My laptop was crashing repeatedly and I needed to back up the data. I had done an rsync from a couple of important directories on the laptop hard drive to an external drive:
rsync \
--archive \
--compress \
--progress \
--append-verify \
--partial \
--inplace \
/mnt/windows/dev \
/mnt/windows/Users/super \
/mnt/samsung/backup
I used --append-verify --partial --inplace
to allow me to in-theory safely resume the rsync
across crashes for large files while checking the integrity of the partial copies.
I wanted to be sure of the integrity of the data that had been copied but simply using an rsync
command with --checksum
or so to check checksums of the source and destination files cannot be resumed across crashes.
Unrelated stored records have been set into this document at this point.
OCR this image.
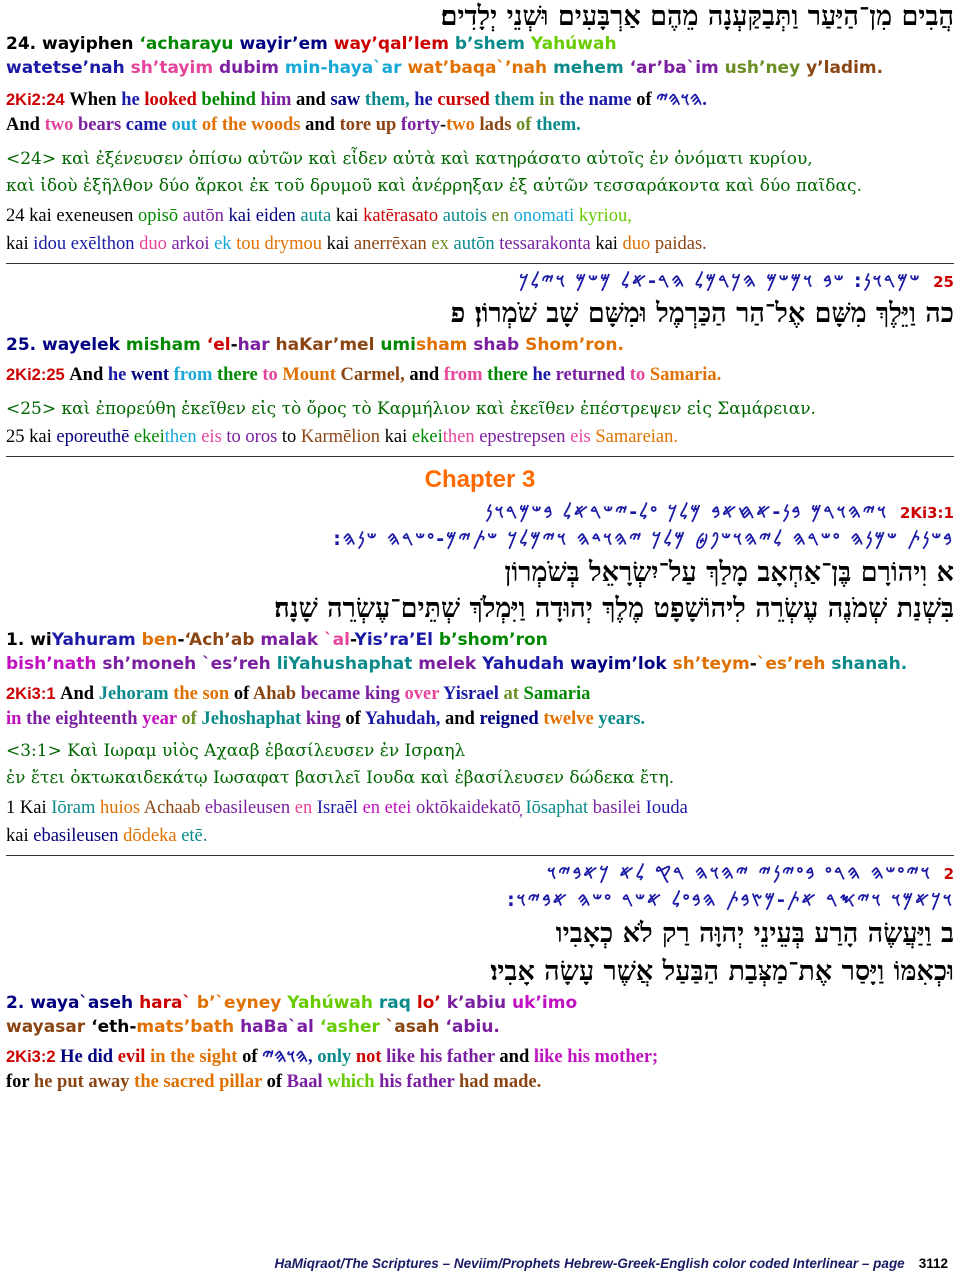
הֲבִים מִן־הַיַּעַר וַתְּבַקַּעְנָה מֵהֶם אַרְבָּעִים וּשְׁנֵי יְלָדִים׃
24. wayiphen ‘acharayu wayir’em way’qal’lem b’shem Yahúwah
watetse’nah sh’tayim dubim min-haya`ar wat’baqa`’nah mehem ‘ar’ba`im ush’ney y’ladim.
2Ki2:24 When he looked behind him and saw them, he cursed them in the name of 𐤄𐤅𐤄𐤉.
And two bears came out of the woods and tore up forty-two lads of them.
<24> καὶ ἐξένευσεν ὀπίσω αὐτῶν καὶ εἶδεν αὐτὰ καὶ κατηράσατο αὐτοῖς ἐν ὀνόματι κυρίου,
καὶ ἰδοὺ ἐξῆλθον δύο ἄρκοι ἐκ τοῦ δρυμοῦ καὶ ἀνέρρηξαν ἐξ αὐτῶν τεσσαράκοντα καὶ δύο παῖδας.
24 kai exeneusen opisō autōn kai eiden auta kai katērasato autois en onomati kyriou,
kai idou exēlthon duo arkoi ek tou drymou kai anerrēxan ex autōn tessarakonta kai duo paidas.
25 𐤔𐤌𐤓𐤅𐤍׃ 𐤔𐤁 𐤅𐤌𐤔𐤌 𐤄𐤊𐤓𐤌𐤋 𐤄𐤓-𐤀𐤋 𐤌𐤔𐤌 𐤅𐤉𐤋𐤊
כה וַיֵּלֶךְ מִשָּׁם אֶל־הַר הַכַּרְמֶל וּמִשָּׁם שָׁב שֹׁמְרוֹן׃ פ
25. wayelek misham ‘el-har haKar’mel umisham shab Shom’ron.
2Ki2:25 And he went from there to Mount Carmel, and from there he returned to Samaria.
<25> καὶ ἐπορεύθη ἐκεῖθεν εἰς τὸ ὄρος τὸ Καρμήλιον καὶ ἐκεῖθεν ἐπέστρεψεν εἰς Σαμάρειαν.
25 kai eporeuthē ekeithen eis to oros to Karmēlion kai ekeithen epestrepsen eis Samareian.
Chapter 3
2Ki3:1 𐤅𐤉𐤄𐤅𐤓𐤌 𐤁𐤍-𐤀𐤇𐤀𐤁 𐤌𐤋𐤊 𐤏𐤋-𐤉𐤔𐤓𐤀𐤋 𐤁𐤔𐤌𐤓𐤅𐤍
𐤁𐤔𐤍𐤕 𐤔𐤌𐤍𐤄 𐤏𐤔𐤓𐤄 𐤋𐤉𐤄𐤅𐤔𐤐𐤈 𐤌𐤋𐤊 𐤉𐤄𐤅𐤃𐤄 𐤅𐤉𐤌𐤋𐤊 𐤔𐤕𐤉𐤌-𐤏𐤔𐤓𐤄 𐤔𐤍𐤄׃
א וִיהוֹרָם בֶּן־אַחְאָב מָלַךְ עַל־יִשְׂרָאֵל בְּשֹׁמְרוֹן
בִּשְׁנַת שְׁמֹנֶה עֶשְׂרֵה לִיהוֹשָׁפָט מֶלֶךְ יְהוּדָה וַיִּמְלֹךְ שְׁתֵּים־עֶשְׂרֵה שָׁנָה׃
1. wiYahuram ben-‘Ach’ab malak `al-Yis’ra’El b’shom’ron
bish’nath sh’moneh `es’reh liYahushaphat melek Yahudah wayim’lok sh’teym-`es’reh shanah.
2Ki3:1 And Jehoram the son of Ahab became king over Yisrael at Samaria
in the eighteenth year of Jehoshaphat king of Yahudah, and reigned twelve years.
<3:1> Καὶ Ιωραμ υἱὸς Αχααβ ἐβασίλευσεν ἐν Ισραηλ
ἐν ἔτει ὀκτωκαιδεκάτῳ Ιωσαφατ βασιλεῖ Ιουδα καὶ ἐβασίλευσεν δώδεκα ἔτη.
1 Kai Iōram huios Achaab ebasileusen en Israēl en etei oktōkaidekatō̦ Iōsaphat basilei Iouda
kai ebasileusen dōdeka etē.
2 𐤅𐤉𐤏𐤔𐤄 𐤄𐤓𐤏 𐤁𐤏𐤉𐤍𐤉 𐤉𐤄𐤅𐤄 𐤓𐤒 𐤋𐤀 𐤊𐤀𐤁𐤉𐤅
𐤅𐤊𐤀𐤌𐤅 𐤅𐤉𐤎𐤓 𐤀𐤕-𐤌𐤑𐤁𐤕 𐤄𐤁𐤏𐤋 𐤀𐤔𐤓 𐤏𐤔𐤄 𐤀𐤁𐤉𐤅׃
ב וַיַּעֲשֶׂה הָרַע בְּעֵינֵי יְהוָּה רַק לֹא כְאָבִיו
וּכְאִמּוֹ וַיָּסַר אֶת־מַצְּבַת הַבַּעַל אֲשֶׁר עָשָׂה אָבִיו׃
2. waya`aseh hara` b’`eyney Yahúwah raq lo’ k’abiu uk’imo
wayasar ‘eth-mats’bath haBa`al ‘asher `asah ‘abiu.
2Ki3:2 He did evil in the sight of 𐤄𐤅𐤄𐤉, only not like his father and like his mother;
for he put away the sacred pillar of Baal which his father had made.
HaMiqraot/The Scriptures – Neviim/Prophets Hebrew-Greek-English color coded Interlinear – page 3112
I wrote a python script to do this for me using a sqlite database to store the remaining files to be processed. I didn't want to spend time making the database creation safe so I just made that part work, built the database and then commented it out in the script. That commented part takes a list of destination files from find /mnt/samsung/backup -type f > /mnt/samsung/files_list
and then writes them into a database with a table of the src file path, the destination file path and an initial status of TODO
.
With the files to process stored in the database, I could then query the database for all files with a status of TODO
. Then I calculate a sha256 hash of the src file and the dst file and compare them. If they differ, I copy the src file to the dst file path and recalculate the dst hash and re-compare. If the hashes match either initially or after another copy attempt, then I update the database row for that src, dst file pair to set its status to DONE
. In this way, it is only when the file has been properly verified that the status is marked as DONE
and otherwise it remains as TODO
and so the script can be run across multiple sessions without issue.
Some of the paths are hard-coded but I figured this was at least still a useful starting point for someone else in the future... potentially.